Truman liked Kennan’s theory and adopted it. The Truman Doctrine codified Kennan’s Long Telegram into policy. The American government planned to work to contain communist expansion. Truman appointed popular General George Marshall as secretary of state and decided to infuse Europe with American capital. He dubbed the program “the Marshall Plan” for public relations. It would be easier to pass a large government program under Marshall’s name. In 1948, the Marshall Plan provided $13 billion in aid to Europe. By the early fifties, Western Europe’s economy had recovered and the specter of a communist takeover subsided.

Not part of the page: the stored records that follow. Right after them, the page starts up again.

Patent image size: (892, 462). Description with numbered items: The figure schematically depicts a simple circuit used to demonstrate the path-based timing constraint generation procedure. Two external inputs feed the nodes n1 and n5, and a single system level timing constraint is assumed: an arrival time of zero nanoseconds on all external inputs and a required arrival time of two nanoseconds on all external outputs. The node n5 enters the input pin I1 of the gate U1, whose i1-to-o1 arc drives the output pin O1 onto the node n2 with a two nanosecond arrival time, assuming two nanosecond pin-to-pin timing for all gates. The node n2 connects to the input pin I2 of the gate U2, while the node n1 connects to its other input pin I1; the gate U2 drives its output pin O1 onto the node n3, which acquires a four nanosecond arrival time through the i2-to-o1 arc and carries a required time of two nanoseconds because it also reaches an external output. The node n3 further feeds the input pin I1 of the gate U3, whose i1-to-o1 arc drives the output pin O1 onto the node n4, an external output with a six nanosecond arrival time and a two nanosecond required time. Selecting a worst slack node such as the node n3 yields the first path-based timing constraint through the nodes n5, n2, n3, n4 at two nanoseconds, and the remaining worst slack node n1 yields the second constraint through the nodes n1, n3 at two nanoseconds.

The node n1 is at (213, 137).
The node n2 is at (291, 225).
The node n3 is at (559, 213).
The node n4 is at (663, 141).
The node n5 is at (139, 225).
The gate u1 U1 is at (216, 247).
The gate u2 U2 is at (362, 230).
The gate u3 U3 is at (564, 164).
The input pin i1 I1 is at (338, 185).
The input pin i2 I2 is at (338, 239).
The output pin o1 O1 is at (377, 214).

The same year Truman moved to save Europe, Stalin blocked access to West Berlin. The Allies partitioned the city into occupation zones following its fall in 1945. Stalin hoped to starve the Allied half into submission and believed the west had no way to supply the people with food or basic necessities. Some planners wanted to send in a convoy and dare the Soviets to attack it. Truman feared this might trigger World War III and decided on an alternate strategy. Under the president’s direction, the allies began an unprecedented airlift of food, coal, and basic necessities. If they could not use rail or roads to help West Berlin, then the west would use the skies. The airlift ran for nearly a year before Stalin admitted defeat and opened the roads into the city.
As a result of Soviet aggression, the west created the North Atlantic Treaty Organization (NATO) for mutual defense. The U.S., Canada, and many Western European nations entered into the organization hoping it would dissuade Soviet misbehavior. NATO’s main goal was Soviet containment and intimidation. As NATO came into existence, President Truman abandoned his original policy of disarmament in favor of tripling the defense budget. The Soviet threat proved too great to revert to a second class military.

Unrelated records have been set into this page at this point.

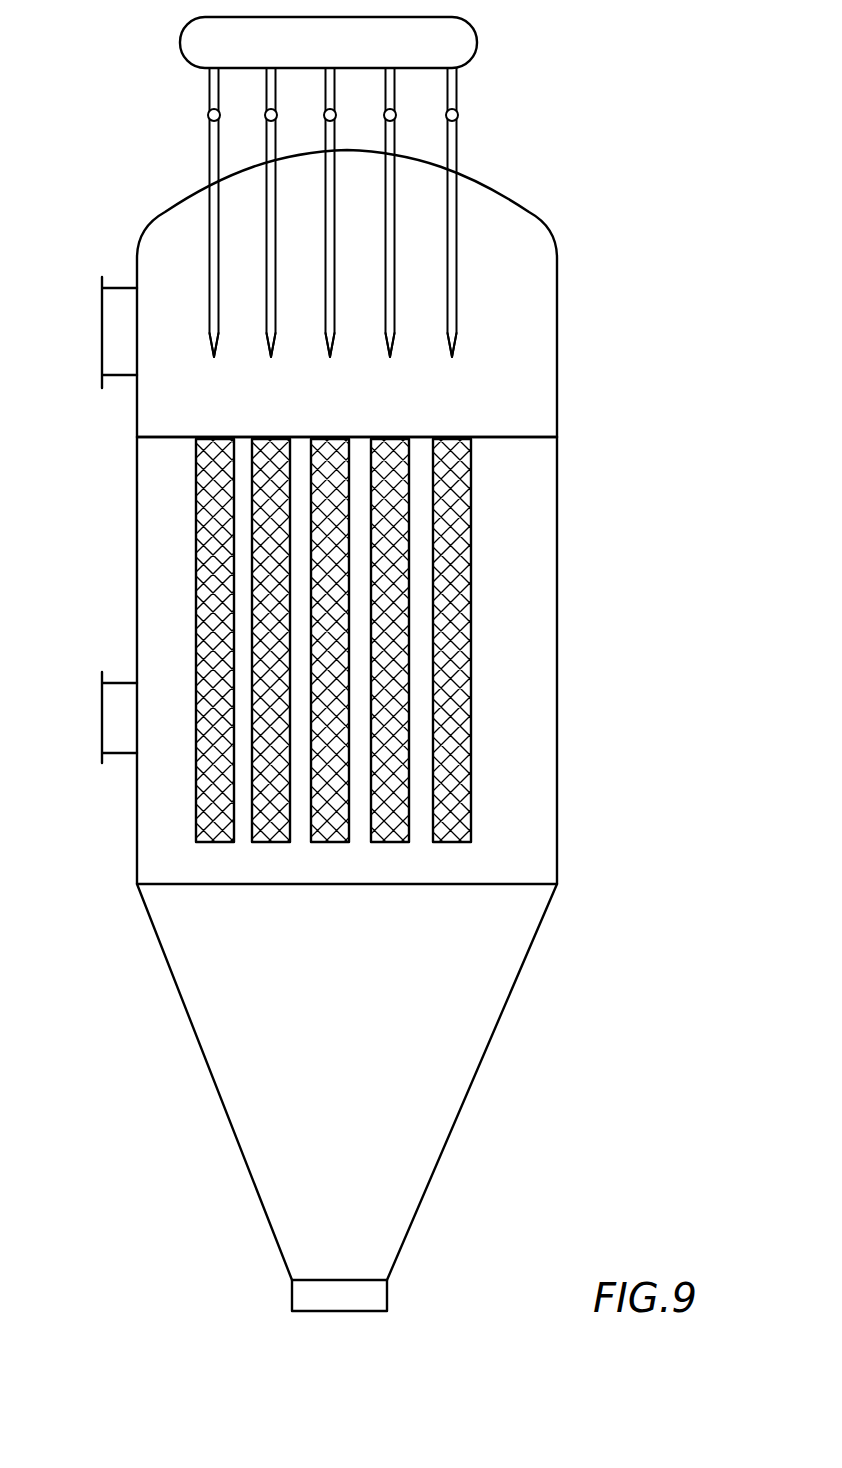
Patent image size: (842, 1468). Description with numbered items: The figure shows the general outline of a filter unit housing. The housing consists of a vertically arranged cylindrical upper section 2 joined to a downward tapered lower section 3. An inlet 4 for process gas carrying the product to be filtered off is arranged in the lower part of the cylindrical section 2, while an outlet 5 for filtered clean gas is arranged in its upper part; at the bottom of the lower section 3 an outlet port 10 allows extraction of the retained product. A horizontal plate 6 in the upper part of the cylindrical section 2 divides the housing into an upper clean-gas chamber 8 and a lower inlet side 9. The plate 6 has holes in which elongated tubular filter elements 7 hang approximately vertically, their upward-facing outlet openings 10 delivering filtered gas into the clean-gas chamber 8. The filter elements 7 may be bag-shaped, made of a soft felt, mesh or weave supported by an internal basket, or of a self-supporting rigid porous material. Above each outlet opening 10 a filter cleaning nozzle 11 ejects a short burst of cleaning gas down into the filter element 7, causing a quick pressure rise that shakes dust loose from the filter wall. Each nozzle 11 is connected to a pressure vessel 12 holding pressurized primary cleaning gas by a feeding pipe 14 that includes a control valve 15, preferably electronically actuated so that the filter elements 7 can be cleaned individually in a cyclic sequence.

The cylindrical upper section 2 is at (558, 500).
The downward tapered lower section 3 is at (512, 988).
The inlet 4 is at (100, 683).
The outlet 5 is at (100, 292).
The horizontal plate 6 is at (157, 437).
The filter elements 7 is at (208, 565).
The clean-gas chamber 8 is at (540, 338).
The inlet side 9 is at (533, 697).
The outlet port / outlet openings 10 is at (335, 437).
The filter cleaning nozzle 11 is at (219, 338).
The pressure vessel 12 is at (460, 48).
The feeding pipe 14 is at (212, 242).
The control valve 15 is at (208, 115).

Events in Europe took precedence for the administration. As a result, when China fell to the communists in 1949, Republicans hammered the Democrats fell for “losing” China. A year later, North Korea attacked its Southern counterpart. Truman acted decisively and used the military to blunt the invasion. The Korean War ended in a military stalemate, but South Korea remained independent. The war sapped the president’s popularity, which fell to 22% in the Gallup Poll. It took decades, but history redeemed Truman’s reputation. For the most part, his successors followed the policy he instituted and the Soviet Union eventually crumbled under the pressures of economic and military competition with the U.S. as well as ethnic differences that boiled over.

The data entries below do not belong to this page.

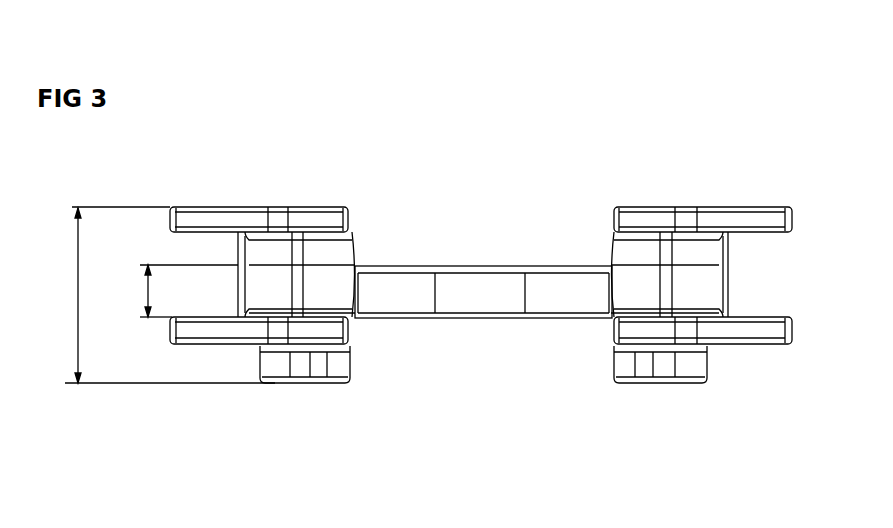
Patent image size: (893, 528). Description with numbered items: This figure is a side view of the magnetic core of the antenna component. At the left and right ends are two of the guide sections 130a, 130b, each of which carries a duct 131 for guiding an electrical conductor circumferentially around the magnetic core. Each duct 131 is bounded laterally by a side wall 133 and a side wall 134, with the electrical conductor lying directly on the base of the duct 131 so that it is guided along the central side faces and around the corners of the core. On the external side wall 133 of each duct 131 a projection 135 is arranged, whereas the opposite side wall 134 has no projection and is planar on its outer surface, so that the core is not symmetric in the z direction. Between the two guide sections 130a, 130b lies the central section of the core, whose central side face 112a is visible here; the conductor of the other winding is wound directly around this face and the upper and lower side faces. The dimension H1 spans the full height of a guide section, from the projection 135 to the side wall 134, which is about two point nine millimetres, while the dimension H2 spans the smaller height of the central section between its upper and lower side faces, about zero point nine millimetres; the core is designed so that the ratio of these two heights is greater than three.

The guide section 130a is at (333, 188).
The guide section 130b is at (680, 193).
The duct 131 is at (330, 273).
The side wall 133 is at (210, 347).
The side wall 134 is at (262, 203).
The projection 135 is at (313, 388).
The central side face 112a is at (462, 302).
The overall height H1 is at (154, 295).
The bar height H2 is at (178, 291).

President Truman adopted George Kennan’s containment policy. Under his direction, the U.S. thwarted Soviet designs in Western Europe, Greece, Turkey, West Berlin, and Korea. The policy required abandonment of America’s traditional demobilization and aversion to a large military. Containment worked as it helped avoid World War III, rescued several nations from totalitarianism, and led to the Soviet Union’s demise.